7.0 No Contradiction with Known Physics

章七・零(Chapter 7.0)
No Contradiction with Known Physics


「既存の物理学は、六章以後に始まる。」
Existing physics begins after Chapter 6.


7.0.1 The Relationship to Established Theory

This textbook does not contradict existing physics.

It precedes it.

Classical mechanics, quantum mechanics, general relativity, and quantum field theory all assume space exists. They describe how things behave within space.

This work describes how space becomes possible.

The two projects do not conflict—they operate at different levels.


7.0.2 Where Standard Physics Begins

Once space emerges (Chapter 6.0), all standard assumptions become available:

  • Locations can be defined
  • Distances can be measured
  • Coordinates can be assigned
  • Geometry can be constructed

At that point, physics as normally practiced is fully valid.

This work does not replace physics. It provides its foundation.


7.0.3 What Collapse-Derived Space Explains

By deriving space rather than assuming it, certain features gain natural explanation:

Three spatial dimensions: The ascent from CTS through difference, direction, memory, and locking naturally produces exactly three independent modes of coexistence (elaborated in Chapter 6).

Why space is smooth: Continuous space emerges because collapse patterns at high resolution approximate continuity through dense recursive locking.

Why space has metric properties: Distance is remembered separation cost. Metrics are not imposed—they are inherited from recursive structure.


7.0.4 Compatibility with General Relativity

General relativity describes how mass-energy curves spacetime.

In this framework, curvature emerges because:

  • mass corresponds to concentrated recursive locking,
  • concentrated locking modifies local collapse permissions,
  • modified permissions alter the emergent metric.

Einstein’s equations describe the result. This work describes the mechanism.

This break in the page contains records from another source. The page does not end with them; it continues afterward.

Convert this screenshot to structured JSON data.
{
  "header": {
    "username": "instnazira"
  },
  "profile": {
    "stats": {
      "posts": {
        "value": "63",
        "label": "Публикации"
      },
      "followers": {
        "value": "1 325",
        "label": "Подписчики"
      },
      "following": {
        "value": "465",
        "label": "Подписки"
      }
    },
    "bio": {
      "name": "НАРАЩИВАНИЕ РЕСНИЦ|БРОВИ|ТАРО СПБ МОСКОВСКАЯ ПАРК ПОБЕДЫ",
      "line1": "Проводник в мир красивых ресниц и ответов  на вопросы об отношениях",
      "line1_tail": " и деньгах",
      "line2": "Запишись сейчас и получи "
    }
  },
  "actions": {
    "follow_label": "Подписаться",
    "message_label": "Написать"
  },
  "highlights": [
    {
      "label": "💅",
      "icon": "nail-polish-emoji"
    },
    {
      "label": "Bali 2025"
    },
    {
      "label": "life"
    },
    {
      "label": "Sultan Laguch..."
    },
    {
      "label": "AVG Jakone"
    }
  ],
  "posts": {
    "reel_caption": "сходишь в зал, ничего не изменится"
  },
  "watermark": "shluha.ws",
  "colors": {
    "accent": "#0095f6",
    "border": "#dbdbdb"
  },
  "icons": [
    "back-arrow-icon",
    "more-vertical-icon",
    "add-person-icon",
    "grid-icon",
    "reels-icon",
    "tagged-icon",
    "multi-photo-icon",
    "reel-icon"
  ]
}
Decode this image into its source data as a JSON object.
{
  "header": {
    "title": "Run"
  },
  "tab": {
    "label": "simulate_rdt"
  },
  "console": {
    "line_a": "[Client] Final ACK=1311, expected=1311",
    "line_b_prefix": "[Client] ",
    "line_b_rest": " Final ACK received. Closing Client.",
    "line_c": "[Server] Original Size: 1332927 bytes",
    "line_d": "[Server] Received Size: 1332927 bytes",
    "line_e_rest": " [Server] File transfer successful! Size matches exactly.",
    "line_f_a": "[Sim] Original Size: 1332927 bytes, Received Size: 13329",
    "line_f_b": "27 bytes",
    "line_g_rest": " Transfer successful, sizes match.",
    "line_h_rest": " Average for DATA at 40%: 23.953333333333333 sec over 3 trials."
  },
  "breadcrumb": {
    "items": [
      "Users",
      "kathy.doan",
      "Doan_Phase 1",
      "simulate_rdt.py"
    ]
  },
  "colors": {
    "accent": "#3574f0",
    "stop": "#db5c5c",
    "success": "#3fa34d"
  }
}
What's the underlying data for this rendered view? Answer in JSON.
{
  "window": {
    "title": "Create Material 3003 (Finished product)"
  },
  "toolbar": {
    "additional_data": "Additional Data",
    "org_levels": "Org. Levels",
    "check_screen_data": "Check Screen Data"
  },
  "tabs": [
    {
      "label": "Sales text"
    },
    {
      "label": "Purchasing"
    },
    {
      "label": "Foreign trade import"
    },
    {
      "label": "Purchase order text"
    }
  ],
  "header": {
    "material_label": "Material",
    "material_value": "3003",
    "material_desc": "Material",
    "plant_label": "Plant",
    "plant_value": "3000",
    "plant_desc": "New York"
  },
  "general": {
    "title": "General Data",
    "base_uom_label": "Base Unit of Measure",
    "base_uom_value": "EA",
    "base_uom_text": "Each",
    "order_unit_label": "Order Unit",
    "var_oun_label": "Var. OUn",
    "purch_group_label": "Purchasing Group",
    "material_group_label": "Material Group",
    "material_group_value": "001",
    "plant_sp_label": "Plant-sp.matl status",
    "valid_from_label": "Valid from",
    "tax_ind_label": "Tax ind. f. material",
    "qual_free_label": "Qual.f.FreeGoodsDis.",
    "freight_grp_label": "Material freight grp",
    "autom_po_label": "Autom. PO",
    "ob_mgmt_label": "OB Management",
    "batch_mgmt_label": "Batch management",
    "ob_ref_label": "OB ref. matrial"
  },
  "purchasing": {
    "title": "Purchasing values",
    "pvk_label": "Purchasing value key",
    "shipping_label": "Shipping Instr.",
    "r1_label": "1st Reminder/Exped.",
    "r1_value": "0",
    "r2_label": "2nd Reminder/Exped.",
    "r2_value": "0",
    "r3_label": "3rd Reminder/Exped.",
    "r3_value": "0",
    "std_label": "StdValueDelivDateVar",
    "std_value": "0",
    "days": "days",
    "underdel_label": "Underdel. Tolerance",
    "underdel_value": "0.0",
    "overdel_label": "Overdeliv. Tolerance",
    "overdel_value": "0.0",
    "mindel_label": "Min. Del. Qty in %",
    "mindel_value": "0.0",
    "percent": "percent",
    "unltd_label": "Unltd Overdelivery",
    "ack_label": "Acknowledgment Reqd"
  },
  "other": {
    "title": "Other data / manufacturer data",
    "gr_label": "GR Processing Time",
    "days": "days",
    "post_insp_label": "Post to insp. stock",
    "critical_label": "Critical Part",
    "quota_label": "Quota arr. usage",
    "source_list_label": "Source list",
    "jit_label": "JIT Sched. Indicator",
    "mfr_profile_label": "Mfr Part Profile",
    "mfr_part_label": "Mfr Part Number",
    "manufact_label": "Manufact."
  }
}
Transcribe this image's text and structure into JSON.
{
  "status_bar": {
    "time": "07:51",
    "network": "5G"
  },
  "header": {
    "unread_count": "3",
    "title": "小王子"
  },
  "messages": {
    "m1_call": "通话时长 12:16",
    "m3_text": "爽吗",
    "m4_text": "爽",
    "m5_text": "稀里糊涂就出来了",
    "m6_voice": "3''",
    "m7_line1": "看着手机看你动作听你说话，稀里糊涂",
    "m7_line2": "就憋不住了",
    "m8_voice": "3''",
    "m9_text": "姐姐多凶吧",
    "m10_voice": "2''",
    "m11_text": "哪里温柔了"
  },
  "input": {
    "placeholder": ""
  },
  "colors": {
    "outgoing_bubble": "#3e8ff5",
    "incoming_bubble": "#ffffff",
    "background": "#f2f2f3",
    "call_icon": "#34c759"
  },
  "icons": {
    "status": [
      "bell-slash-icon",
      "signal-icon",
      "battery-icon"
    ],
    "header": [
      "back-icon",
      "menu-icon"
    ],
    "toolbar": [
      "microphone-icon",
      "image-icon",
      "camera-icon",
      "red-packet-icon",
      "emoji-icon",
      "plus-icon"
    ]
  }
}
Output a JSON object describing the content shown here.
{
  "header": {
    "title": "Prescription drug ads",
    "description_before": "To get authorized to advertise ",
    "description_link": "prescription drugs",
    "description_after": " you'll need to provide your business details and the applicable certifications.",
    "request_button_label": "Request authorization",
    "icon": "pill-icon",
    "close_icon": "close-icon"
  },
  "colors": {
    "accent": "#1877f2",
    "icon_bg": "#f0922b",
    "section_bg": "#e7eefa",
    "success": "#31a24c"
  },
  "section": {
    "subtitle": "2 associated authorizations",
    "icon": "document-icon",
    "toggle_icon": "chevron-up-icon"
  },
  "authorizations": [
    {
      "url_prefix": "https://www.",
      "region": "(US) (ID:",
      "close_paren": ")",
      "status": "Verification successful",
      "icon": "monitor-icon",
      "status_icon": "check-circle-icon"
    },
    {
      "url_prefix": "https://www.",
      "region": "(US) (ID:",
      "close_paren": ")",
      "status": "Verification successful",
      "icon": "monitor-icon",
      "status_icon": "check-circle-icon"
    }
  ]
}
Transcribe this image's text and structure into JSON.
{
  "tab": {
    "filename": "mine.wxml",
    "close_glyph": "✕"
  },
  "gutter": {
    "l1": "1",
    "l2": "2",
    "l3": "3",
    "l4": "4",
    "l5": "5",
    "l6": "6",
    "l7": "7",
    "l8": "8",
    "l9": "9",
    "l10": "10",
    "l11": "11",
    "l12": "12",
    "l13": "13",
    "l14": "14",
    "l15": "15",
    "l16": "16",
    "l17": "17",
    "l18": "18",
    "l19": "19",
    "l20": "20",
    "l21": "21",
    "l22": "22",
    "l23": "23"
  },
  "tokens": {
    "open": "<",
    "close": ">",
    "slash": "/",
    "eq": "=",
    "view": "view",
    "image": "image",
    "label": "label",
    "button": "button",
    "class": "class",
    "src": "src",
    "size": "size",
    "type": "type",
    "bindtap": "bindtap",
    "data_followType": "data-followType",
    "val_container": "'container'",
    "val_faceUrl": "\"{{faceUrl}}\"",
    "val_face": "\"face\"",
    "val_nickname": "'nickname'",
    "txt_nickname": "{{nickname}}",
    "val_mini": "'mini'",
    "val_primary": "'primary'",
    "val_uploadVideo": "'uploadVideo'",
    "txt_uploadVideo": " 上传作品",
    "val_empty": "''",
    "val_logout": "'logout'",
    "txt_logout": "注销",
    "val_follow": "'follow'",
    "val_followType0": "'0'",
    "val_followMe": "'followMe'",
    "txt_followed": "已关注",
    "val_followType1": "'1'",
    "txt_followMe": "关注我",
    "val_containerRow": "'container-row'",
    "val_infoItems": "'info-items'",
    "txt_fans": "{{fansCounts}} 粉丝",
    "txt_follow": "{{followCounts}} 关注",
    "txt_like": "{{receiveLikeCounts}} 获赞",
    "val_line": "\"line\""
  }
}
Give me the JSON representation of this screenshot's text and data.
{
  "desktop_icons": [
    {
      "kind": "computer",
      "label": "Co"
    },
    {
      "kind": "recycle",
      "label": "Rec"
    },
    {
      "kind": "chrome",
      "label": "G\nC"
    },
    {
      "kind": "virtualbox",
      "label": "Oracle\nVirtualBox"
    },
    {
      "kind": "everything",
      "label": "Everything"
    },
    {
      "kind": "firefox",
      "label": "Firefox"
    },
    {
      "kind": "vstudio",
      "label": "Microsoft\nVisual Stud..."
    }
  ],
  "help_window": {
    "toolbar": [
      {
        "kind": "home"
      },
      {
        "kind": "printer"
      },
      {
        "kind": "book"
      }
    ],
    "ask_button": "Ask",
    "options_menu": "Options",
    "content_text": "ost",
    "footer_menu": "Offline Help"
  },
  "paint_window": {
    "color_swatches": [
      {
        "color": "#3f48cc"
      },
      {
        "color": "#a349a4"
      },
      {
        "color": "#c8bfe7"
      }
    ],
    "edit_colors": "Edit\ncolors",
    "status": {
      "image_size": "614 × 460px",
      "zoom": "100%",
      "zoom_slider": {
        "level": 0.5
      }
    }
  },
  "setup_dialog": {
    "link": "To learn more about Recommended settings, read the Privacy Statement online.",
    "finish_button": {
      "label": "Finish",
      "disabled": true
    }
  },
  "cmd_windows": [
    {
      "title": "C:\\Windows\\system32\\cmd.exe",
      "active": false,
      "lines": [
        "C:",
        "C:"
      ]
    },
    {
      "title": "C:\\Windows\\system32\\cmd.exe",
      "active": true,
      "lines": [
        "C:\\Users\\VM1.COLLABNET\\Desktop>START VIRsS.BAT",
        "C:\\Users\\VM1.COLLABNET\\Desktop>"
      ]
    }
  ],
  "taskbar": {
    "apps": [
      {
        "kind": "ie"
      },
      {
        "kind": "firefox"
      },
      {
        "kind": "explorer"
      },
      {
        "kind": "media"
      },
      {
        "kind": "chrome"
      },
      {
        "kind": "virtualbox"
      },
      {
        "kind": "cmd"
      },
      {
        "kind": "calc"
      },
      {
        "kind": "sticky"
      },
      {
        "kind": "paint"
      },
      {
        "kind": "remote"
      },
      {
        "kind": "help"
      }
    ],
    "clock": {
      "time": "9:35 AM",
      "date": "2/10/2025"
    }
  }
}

7.0.5 Compatibility with Quantum Mechanics

Quantum mechanics describes behavior at small scales, including superposition and measurement collapse.

The “collapse” in quantum mechanics is distinct from collapse in CTS, but there may be deep connections:

  • Quantum states as incomplete locking
  • Measurement as forced resolution
  • Superposition as coexisting collapse potentials

These connections are speculative and require further development.


「壊してはいない。基礎を与えたのだ。」
Nothing has been broken. Only foundations have been given.